The minutes-long council meeting was then followed by a press conference led by Mayor Chokwe Antar Lumumba, who addressed the growing concerns of residents and informed the public of the city’s plans to resolve the Mississippi Department of Environmental Quality’s (MDEQ) notice of violations.
“We have a meeting scheduled with MDEQ on Wednesday of this week where we will talk about our plan,” Lumumba said. “We will talk about the limitations and why we haven’t put a garbage bin in every ward. It is because we don’t have the ability to tote it away. We don’t have the trucks, we don’t have the personnel in order to monitor that, and so we are trying to do is put forth our best efforts.”
On Friday, the MDEQ sent a notice of the city’s violation to Miss. Code Ann. §17-17-5 to Lumumba, urging the Jackson mayor to submit a new “Solid Waste Collection Action Plan” as soon as possible.
The letter stated that despite the capital city’s efforts to establish temporary trash drop-off locations at the former Metrocenter Mall and the Class I Rubbish Site in Byram, there is still a large amount of uncollected garbage in all seven wards.
“These observations revealed that garbage and other solid waste has been dumped, stored, stockpiled, and otherwise placed curbside and in streets by residents of the city,” Chris Wells, the executive director at MDEQ, said. “These conditions are a result of the lack of adequate collection and disposal services being provided.”
Wells added that Jackson officials are expected to provide adequate trash collection services to all residents immediately or face a fine of up to $25,000 a day.
“MDEQ requests that the city take all reasonable action and prudent actions to reestablish curbside solid waste collection as stipulated by the city’s Solid Waste Management Plan and provide for adequate garbage collection as required by state law,” Wells added. “MDEQ insists that the city immediately submit a revised ‘Solid Waste Collection Action Plan,’ which proposes adequate, temporary solid waste collection services to the city as required by Miss. Code.”

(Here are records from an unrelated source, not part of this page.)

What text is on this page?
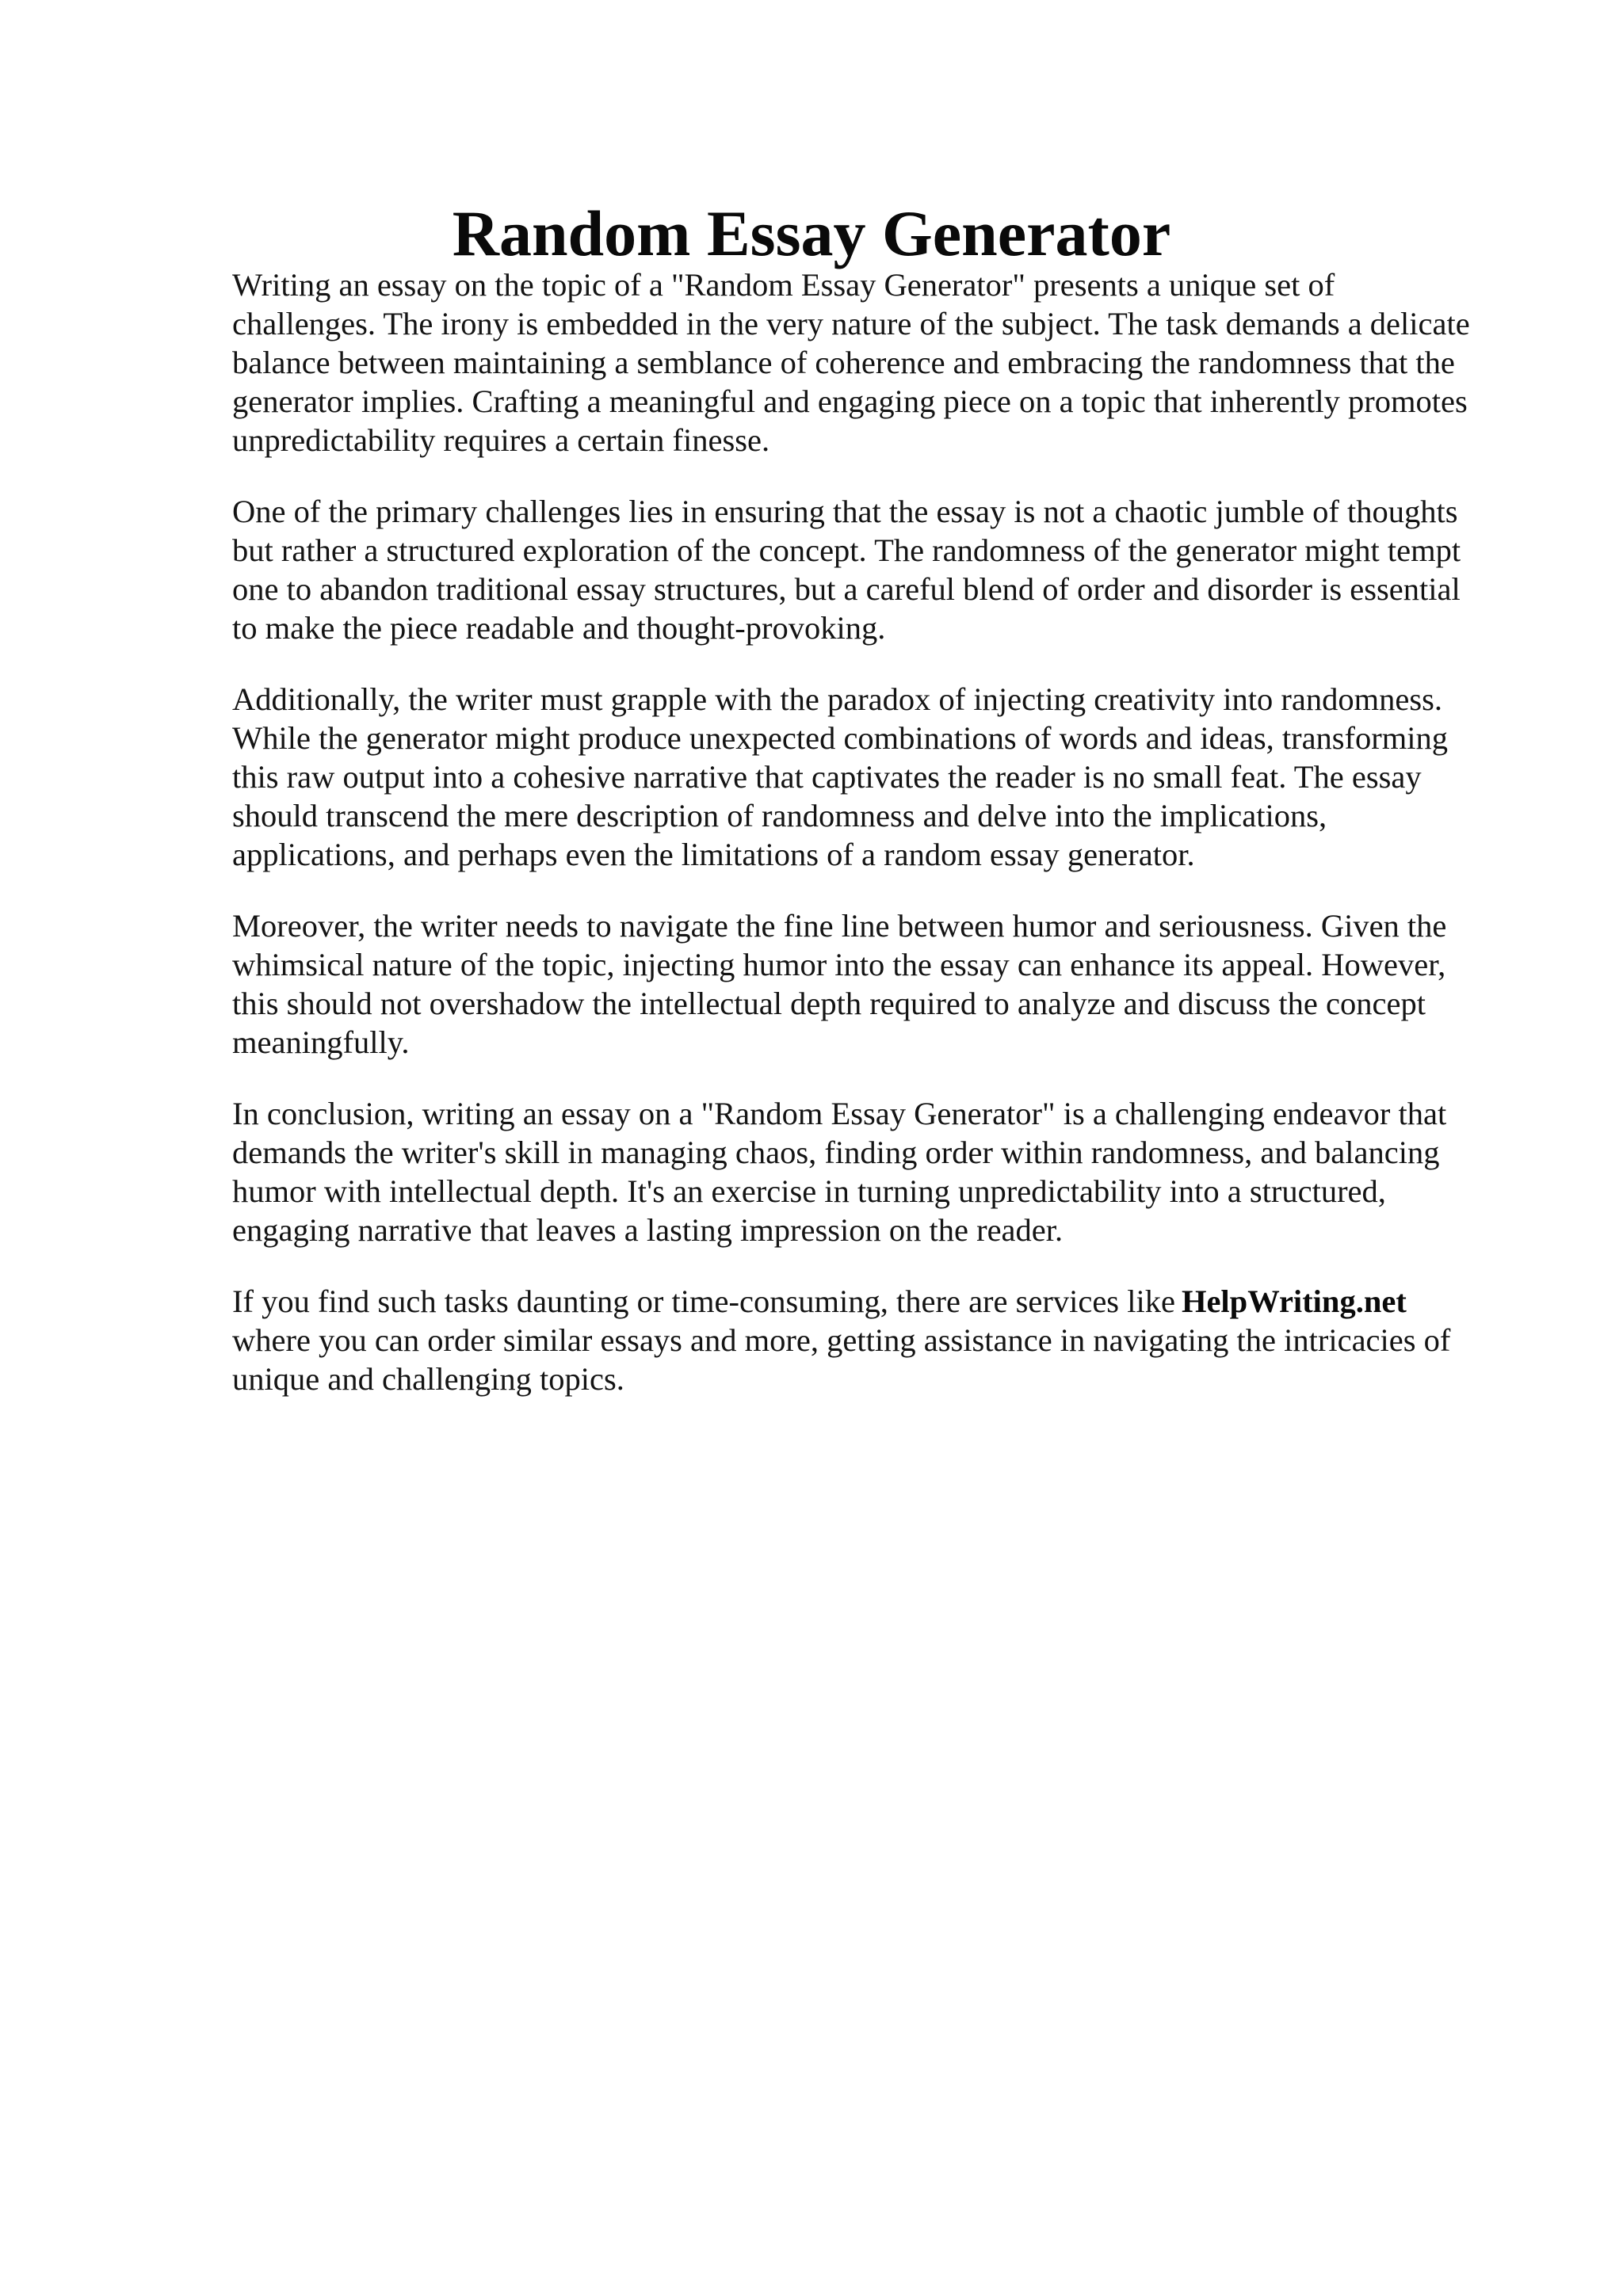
Random Essay Generator

Writing an essay on the topic of a "Random Essay Generator" presents a unique set of
challenges. The irony is embedded in the very nature of the subject. The task demands a delicate
balance between maintaining a semblance of coherence and embracing the randomness that the
generator implies. Crafting a meaningful and engaging piece on a topic that inherently promotes
unpredictability requires a certain finesse.

One of the primary challenges lies in ensuring that the essay is not a chaotic jumble of thoughts
but rather a structured exploration of the concept. The randomness of the generator might tempt
one to abandon traditional essay structures, but a careful blend of order and disorder is essential
to make the piece readable and thought-provoking.

Additionally, the writer must grapple with the paradox of injecting creativity into randomness.
While the generator might produce unexpected combinations of words and ideas, transforming
this raw output into a cohesive narrative that captivates the reader is no small feat. The essay
should transcend the mere description of randomness and delve into the implications,
applications, and perhaps even the limitations of a random essay generator.

Moreover, the writer needs to navigate the fine line between humor and seriousness. Given the
whimsical nature of the topic, injecting humor into the essay can enhance its appeal. However,
this should not overshadow the intellectual depth required to analyze and discuss the concept
meaningfully.

In conclusion, writing an essay on a "Random Essay Generator" is a challenging endeavor that
demands the writer's skill in managing chaos, finding order within randomness, and balancing
humor with intellectual depth. It's an exercise in turning unpredictability into a structured,
engaging narrative that leaves a lasting impression on the reader.

If you find such tasks daunting or time-consuming, there are services like HelpWriting.net
where you can order similar essays and more, getting assistance in navigating the intricacies of
unique and challenging topics.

Lumumba has since stated that he plans to discuss implementing a third emergency contract naming Richard’s Disposal as Jackson’s temporary trash collection contractor with the city attorney and officials with Richard’s.
“What I am going to talk to our city attorney about is about whether or not we can put forward some form of another emergency contract that not only works for the city and the city council, but also works for Richard’s Disposal while the rest of these legal matters are being worked out,” Lumumba said.